Già: qual è il punto? «Io ormai so tutto di questo mondo. Tutto! Dopo tutti questi anni di carriera e dopo quello che ho vissuto, so perfettamente come funziona il business. Posso quindi permettermi di stare in un processo di perfetta indipendenza perché sono preparato: non mi puoi più fottere in alcun modo, punto». Una pausa, e poi: «Al tempo stesso però questa nostra indipendenza non è contro qualcosa o qualcuno, non è contro il sistema. Capisci? E non è nemmeno stata una scelta obbligata: non siamo andati a proporre il disco in giro a varie etichette per vedere chi ci faceva l’offerta migliore. No: avevamo già una realtà a cui appoggiarci, che ci stima e ci supporta, e questo ci bastava ed avanzava. Non c’era bisogno di andare in giro a cercare niente».
Prende la parola Nerone: «Oh, io non sono uno di quei rapper che ti fa guadagnare l’impossibile se tu lavori per me. Infatti il mio manager ha anche altri business.

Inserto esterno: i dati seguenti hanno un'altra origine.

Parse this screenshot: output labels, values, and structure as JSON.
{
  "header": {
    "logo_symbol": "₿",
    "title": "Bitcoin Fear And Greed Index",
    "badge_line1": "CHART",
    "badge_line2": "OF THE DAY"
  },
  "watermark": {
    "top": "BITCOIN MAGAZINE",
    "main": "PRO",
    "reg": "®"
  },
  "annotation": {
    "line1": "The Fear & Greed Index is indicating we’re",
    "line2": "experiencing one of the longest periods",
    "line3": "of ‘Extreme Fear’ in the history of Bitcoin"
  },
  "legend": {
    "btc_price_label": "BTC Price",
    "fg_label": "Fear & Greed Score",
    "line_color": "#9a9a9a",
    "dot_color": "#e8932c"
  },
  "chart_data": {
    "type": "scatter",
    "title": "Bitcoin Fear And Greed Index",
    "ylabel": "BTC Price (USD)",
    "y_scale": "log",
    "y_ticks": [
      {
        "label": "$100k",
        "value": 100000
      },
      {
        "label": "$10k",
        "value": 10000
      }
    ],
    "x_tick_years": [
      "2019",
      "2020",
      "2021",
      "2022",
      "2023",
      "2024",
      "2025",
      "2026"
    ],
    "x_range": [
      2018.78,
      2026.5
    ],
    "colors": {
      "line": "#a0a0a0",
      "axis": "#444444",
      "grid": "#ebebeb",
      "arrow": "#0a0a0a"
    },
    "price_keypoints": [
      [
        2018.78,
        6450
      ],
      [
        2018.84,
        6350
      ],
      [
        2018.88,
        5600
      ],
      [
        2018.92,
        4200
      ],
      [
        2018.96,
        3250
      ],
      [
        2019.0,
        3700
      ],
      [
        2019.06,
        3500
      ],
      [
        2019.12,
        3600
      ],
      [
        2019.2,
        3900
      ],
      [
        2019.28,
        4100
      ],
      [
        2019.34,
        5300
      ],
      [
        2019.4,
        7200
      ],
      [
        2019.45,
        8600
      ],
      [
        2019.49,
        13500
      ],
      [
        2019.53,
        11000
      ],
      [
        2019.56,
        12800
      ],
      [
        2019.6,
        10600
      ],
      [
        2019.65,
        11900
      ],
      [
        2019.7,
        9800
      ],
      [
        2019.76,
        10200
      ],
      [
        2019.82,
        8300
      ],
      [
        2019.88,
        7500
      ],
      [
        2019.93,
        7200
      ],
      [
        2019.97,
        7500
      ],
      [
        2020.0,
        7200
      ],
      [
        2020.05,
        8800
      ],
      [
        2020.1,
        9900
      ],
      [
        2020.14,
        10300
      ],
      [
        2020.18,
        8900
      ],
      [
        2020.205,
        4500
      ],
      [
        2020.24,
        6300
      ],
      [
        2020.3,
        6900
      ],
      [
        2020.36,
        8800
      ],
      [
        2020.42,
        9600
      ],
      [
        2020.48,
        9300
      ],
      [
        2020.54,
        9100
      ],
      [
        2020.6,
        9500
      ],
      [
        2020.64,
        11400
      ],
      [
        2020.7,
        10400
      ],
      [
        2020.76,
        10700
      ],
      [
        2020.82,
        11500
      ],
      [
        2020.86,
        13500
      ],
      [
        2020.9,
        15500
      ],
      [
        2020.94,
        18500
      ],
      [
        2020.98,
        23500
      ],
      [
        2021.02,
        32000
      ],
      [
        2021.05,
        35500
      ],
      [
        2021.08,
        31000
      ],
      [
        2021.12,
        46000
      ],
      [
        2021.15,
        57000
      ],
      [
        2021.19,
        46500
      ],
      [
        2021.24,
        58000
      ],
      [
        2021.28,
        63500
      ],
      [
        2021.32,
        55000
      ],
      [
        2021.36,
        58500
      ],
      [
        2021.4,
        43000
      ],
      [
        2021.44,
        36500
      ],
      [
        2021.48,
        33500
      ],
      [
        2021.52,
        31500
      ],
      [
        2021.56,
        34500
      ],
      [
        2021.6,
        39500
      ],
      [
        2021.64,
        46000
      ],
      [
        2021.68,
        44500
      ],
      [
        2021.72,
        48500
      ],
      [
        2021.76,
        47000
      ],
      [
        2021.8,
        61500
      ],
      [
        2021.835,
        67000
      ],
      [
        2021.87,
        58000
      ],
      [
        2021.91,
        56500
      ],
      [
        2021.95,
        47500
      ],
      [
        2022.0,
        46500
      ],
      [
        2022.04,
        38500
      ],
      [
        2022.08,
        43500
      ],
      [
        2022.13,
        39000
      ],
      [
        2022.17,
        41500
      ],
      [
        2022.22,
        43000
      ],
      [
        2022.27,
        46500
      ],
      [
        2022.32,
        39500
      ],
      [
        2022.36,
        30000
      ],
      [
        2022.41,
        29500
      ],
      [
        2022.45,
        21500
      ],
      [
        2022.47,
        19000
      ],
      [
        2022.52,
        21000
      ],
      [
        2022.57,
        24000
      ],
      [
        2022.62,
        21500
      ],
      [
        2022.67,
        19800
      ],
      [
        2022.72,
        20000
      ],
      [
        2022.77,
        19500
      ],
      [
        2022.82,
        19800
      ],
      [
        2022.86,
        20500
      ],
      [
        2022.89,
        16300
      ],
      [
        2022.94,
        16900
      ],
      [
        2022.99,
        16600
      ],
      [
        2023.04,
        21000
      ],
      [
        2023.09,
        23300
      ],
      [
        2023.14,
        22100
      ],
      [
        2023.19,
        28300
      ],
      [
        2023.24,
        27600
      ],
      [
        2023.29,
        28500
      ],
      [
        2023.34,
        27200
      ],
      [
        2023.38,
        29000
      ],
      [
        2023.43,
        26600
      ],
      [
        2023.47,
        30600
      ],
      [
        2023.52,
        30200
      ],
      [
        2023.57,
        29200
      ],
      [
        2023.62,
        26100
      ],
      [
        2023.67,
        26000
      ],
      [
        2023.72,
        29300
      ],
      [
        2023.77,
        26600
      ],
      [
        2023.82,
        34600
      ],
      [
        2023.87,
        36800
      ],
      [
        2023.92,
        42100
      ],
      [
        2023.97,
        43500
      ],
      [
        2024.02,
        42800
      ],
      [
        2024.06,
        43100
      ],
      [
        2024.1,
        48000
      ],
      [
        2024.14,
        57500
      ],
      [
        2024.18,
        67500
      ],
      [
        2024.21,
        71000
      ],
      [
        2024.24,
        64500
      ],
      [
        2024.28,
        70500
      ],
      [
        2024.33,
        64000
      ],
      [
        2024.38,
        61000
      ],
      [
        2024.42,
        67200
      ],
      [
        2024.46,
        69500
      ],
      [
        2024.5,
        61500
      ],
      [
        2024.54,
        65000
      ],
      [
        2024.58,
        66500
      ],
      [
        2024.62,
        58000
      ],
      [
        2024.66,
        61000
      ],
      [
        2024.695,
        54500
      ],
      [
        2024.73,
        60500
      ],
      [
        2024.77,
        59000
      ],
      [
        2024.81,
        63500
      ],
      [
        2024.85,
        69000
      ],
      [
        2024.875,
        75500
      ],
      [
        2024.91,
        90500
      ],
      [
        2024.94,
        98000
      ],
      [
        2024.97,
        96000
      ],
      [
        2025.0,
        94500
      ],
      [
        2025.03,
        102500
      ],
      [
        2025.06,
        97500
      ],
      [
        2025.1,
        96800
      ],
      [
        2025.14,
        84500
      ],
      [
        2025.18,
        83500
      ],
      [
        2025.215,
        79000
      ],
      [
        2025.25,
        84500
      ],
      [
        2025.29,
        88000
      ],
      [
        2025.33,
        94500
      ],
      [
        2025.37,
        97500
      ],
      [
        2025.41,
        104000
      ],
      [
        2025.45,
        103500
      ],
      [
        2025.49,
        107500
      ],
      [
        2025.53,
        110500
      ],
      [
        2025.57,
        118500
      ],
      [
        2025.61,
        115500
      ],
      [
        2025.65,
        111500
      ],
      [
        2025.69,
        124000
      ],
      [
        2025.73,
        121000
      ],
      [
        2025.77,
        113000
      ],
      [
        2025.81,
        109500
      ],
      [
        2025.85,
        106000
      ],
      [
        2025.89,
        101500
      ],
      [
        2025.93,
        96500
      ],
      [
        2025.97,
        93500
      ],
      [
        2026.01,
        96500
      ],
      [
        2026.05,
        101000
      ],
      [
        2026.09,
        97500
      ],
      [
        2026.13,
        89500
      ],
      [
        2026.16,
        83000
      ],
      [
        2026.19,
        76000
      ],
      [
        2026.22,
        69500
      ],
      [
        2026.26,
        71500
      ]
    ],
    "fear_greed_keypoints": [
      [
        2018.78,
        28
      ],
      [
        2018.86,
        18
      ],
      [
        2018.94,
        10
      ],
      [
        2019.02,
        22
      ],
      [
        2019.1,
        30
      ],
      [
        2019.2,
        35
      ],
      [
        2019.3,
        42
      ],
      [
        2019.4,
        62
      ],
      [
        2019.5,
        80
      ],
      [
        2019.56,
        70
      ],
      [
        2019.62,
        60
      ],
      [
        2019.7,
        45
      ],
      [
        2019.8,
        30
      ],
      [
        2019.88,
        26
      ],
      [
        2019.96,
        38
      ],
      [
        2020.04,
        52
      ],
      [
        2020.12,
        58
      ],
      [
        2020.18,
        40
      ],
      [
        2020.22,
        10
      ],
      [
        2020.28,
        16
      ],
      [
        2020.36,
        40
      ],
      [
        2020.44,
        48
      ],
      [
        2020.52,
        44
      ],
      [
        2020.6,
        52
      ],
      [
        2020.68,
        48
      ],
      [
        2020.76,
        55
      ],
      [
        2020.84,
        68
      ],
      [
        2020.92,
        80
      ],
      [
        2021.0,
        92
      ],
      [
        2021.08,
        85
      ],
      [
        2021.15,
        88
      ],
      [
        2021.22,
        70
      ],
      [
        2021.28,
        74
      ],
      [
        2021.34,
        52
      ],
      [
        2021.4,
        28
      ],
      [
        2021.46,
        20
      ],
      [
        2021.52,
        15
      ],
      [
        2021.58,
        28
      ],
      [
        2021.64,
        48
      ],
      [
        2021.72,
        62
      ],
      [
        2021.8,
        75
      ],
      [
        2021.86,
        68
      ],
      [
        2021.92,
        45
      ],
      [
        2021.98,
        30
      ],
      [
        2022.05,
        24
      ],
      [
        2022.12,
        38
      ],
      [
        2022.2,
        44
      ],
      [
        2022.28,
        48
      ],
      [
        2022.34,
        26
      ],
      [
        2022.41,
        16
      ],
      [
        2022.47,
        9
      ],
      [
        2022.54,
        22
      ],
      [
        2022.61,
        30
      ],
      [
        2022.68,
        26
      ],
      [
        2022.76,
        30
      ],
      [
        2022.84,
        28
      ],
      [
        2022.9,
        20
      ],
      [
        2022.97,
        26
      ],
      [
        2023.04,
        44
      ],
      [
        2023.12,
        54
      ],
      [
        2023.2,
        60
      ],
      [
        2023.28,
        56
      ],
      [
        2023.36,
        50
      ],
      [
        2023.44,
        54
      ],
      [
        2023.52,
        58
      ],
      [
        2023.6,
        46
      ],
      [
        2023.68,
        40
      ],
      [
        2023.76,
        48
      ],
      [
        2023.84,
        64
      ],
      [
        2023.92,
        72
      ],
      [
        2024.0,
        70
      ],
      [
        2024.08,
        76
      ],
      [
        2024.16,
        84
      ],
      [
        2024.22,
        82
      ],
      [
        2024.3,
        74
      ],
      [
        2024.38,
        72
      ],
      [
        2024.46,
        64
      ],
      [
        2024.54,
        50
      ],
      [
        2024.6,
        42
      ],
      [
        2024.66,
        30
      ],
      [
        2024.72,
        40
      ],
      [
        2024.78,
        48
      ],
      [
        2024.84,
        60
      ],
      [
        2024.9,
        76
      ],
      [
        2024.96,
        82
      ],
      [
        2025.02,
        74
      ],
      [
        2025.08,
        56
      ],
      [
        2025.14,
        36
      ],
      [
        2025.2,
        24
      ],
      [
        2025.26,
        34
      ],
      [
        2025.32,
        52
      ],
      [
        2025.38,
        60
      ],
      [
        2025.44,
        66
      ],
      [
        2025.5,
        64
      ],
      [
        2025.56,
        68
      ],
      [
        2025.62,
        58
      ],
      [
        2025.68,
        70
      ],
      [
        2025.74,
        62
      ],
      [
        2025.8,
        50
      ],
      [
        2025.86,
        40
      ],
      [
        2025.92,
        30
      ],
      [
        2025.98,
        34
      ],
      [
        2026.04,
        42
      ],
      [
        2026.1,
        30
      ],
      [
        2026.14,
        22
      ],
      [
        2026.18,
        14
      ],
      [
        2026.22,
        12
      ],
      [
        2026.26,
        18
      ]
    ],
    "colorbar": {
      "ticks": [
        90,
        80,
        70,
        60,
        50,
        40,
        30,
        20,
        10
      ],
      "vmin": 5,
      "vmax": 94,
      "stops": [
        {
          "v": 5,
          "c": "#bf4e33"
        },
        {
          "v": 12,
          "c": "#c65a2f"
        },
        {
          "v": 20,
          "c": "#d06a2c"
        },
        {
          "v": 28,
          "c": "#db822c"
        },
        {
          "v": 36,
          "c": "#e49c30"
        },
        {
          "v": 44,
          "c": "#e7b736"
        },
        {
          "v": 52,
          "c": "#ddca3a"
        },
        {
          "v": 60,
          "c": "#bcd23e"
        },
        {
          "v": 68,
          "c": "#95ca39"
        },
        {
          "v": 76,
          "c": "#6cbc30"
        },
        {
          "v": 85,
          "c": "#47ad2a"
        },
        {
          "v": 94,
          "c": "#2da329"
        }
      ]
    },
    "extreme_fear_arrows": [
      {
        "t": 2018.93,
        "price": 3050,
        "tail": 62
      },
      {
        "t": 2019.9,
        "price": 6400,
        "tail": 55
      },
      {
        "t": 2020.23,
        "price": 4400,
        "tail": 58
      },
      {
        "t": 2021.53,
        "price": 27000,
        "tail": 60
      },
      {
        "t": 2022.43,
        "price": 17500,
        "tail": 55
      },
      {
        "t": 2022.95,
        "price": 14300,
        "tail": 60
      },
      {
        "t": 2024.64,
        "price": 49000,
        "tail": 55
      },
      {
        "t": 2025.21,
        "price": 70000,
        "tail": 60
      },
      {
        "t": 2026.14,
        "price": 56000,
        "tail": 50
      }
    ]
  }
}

Io sono uno che semplicemente sparisce fino a quando non ha il disco pronto. Non sono uno che rompe i coglioni ogni singolo giorno per avere attenzione, per ottenere delle cose, per pretendere venga fatta qualche operazione su di me… Io faccio più o meno un disco all’anno, no? Finché ci lavoro sopra, scompaio. Poi quando ho finito mi servi: perché devo farlo uscire e devo impostare le date dei live. Da lì, vado in giro a suonare: e di nuovo non ho più bisogno di te. Se va bene insomma ti rompo le palle tre mesi su dodici, non di più, capito? Poi puoi anche dimenticarti che esisto! E così mi trovo benissimo. Sto divinamente. Quindi: quando hai una modalità di lavoro in cui ti trovi bene e hai il tuo equilibrio, che diavolo di bisogno hai di una major?».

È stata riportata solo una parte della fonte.